五更梆子响起的那一刻,李澄率领着他的玄甲军悄无声息地包围了安王府。他紧按着腰间那柄寒气逼人的“赤霄”剑,目光如炬地凝视着府门上那块金光闪闪的“敕造安王府”匾额,心中涌动着复仇的烈焰。
血洗此处,早已成为他多年的梦想。
“杀!”伴随着李澄的一声怒喝,他猛然挥剑,斩断了沉重的门环。五百名玄甲军犹如一股汹涌澎湃的黑潮,疯狂地涌入安王府内。然而,他们却在照壁前遭遇了突如其来的火油箭阵,熊熊烈火瞬间吞噬了数十名玄甲军。与此同时,李澈的死士们从暗门中猛然杀出,如同地狱中的恶鬼,让玄甲军的前锋部队瞬间倒下了数十人。
李澄见状,毫不畏惧地踩着燃烧的旌旗跃上了屋顶。
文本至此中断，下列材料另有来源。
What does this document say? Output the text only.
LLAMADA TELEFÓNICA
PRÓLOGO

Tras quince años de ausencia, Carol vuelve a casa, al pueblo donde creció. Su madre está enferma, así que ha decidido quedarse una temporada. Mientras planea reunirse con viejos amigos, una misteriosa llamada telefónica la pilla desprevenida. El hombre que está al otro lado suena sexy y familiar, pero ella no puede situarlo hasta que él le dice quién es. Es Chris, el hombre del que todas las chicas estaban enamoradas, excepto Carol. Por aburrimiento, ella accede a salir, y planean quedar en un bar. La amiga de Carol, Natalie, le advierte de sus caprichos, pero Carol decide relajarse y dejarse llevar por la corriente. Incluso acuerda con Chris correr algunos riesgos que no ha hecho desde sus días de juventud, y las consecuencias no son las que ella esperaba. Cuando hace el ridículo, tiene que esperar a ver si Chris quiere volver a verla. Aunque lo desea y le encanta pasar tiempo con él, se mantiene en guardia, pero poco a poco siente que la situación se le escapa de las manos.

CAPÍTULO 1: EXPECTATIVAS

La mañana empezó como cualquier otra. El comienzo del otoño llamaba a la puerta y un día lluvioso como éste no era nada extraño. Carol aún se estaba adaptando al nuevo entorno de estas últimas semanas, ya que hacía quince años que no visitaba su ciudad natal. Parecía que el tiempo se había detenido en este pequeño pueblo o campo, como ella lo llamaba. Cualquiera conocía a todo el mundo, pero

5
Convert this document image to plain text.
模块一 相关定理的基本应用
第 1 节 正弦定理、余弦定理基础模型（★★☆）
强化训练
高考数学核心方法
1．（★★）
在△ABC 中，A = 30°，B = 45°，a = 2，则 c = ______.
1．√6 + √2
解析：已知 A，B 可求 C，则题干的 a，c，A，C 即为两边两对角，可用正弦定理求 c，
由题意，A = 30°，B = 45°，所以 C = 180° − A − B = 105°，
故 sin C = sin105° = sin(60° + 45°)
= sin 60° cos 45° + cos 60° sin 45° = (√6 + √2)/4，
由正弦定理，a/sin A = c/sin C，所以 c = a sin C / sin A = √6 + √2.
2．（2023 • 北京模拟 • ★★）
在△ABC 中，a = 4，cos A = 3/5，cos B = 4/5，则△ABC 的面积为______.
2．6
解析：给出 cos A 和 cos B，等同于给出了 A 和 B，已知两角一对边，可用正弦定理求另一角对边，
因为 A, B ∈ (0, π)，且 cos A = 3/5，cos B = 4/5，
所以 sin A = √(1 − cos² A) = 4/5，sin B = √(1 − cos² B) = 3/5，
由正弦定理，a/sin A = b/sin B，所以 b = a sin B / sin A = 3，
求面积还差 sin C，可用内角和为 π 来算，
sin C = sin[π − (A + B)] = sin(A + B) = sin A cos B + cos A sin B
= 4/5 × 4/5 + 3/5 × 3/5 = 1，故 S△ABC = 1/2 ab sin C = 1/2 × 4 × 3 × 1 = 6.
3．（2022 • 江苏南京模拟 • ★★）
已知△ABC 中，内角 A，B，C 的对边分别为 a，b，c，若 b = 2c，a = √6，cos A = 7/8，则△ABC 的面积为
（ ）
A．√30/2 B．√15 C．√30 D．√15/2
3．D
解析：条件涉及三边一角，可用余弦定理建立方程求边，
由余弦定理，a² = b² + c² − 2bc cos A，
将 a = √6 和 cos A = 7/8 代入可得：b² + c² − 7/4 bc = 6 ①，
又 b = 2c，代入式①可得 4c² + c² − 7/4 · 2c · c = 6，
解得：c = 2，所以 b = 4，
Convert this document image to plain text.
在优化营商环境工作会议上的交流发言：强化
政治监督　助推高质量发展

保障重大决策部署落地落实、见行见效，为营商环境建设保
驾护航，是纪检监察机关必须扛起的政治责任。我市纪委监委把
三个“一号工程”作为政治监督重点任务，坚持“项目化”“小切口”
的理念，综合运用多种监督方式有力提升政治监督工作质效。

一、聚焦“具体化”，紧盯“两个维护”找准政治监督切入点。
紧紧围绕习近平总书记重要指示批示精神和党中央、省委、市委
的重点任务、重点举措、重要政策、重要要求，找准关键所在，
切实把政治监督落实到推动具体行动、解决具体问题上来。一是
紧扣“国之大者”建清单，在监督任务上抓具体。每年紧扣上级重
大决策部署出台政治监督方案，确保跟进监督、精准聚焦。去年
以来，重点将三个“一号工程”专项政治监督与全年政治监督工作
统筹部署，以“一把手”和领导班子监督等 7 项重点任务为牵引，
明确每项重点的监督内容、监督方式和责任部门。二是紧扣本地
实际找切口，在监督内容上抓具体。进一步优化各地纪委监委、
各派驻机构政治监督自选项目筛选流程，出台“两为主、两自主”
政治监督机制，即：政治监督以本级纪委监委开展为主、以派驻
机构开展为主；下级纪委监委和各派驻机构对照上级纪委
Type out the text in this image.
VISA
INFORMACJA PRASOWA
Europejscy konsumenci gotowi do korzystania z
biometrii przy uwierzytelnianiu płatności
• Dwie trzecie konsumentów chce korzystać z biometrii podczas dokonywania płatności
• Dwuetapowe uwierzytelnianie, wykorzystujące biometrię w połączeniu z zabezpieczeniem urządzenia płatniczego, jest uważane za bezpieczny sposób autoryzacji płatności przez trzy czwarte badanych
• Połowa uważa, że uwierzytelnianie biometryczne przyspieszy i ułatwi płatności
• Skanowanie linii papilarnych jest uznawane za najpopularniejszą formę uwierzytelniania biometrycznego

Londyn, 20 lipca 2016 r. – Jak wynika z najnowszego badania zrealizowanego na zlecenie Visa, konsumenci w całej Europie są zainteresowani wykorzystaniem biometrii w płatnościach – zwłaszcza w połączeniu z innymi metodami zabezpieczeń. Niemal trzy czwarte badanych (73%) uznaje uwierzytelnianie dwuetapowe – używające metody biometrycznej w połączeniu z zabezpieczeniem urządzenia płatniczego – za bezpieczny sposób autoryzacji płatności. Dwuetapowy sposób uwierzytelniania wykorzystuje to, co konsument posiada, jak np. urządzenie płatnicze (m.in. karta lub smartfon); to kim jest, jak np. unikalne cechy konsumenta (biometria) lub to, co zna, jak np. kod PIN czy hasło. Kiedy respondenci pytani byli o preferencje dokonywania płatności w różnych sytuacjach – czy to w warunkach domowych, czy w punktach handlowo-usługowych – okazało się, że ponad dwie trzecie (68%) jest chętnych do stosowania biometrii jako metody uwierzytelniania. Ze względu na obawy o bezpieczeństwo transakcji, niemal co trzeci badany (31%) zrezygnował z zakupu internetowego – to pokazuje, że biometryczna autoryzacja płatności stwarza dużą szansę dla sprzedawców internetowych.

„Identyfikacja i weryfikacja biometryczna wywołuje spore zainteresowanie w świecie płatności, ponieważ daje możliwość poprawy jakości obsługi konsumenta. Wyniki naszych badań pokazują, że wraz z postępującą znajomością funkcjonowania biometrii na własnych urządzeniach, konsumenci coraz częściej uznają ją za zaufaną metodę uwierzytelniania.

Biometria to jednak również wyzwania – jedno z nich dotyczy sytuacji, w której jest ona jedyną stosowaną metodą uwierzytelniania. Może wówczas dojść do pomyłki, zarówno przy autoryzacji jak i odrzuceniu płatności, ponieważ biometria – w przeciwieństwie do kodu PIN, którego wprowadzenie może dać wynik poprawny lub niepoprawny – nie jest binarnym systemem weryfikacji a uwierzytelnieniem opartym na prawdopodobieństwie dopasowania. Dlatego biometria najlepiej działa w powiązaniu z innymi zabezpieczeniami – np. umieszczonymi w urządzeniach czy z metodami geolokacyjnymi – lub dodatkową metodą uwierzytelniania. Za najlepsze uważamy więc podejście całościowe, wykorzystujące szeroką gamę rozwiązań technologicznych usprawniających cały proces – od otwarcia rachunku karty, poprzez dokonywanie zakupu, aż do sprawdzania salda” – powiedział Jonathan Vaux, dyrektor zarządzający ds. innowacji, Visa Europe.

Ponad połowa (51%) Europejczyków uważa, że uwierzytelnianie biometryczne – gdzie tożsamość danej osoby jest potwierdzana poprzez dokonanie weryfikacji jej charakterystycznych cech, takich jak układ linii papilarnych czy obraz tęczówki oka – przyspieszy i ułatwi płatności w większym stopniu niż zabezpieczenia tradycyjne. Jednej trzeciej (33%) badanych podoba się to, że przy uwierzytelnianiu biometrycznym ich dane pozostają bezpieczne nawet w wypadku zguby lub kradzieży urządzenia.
他居高临下地望去,正好看见李澈在廊下镇定自若地指挥着放箭。多年的仇恨在此刻汇聚成一股强大的力量,让李澄的眼中充满了愤怒与决心。
“你果真没死!”当李澈转身的那一刻,他手中的斩蛟剑已经出鞘。他早已料到邓玥不会坐以待毙,但他却万万没想到李澄居然没死。这一刻,两人的目光在空中交汇,仿佛要将对方彻底吞噬。
紧接着,两人在燃烧的回廊间展开了激烈的缠斗。李澄手中的赤霄剑是先帝亲赐的佩剑,剑身泛着凛冽的寒光,犹如一条蛟龙在空中飞舞。而李澈的斩蛟剑则是大食国进贡的宝物,剑刃锋利如蛇信,每一次挥动都伴随着凌厉的破风声。两人你来我往,剑光如电,将周围的一切都笼罩在一片死亡的气息之中。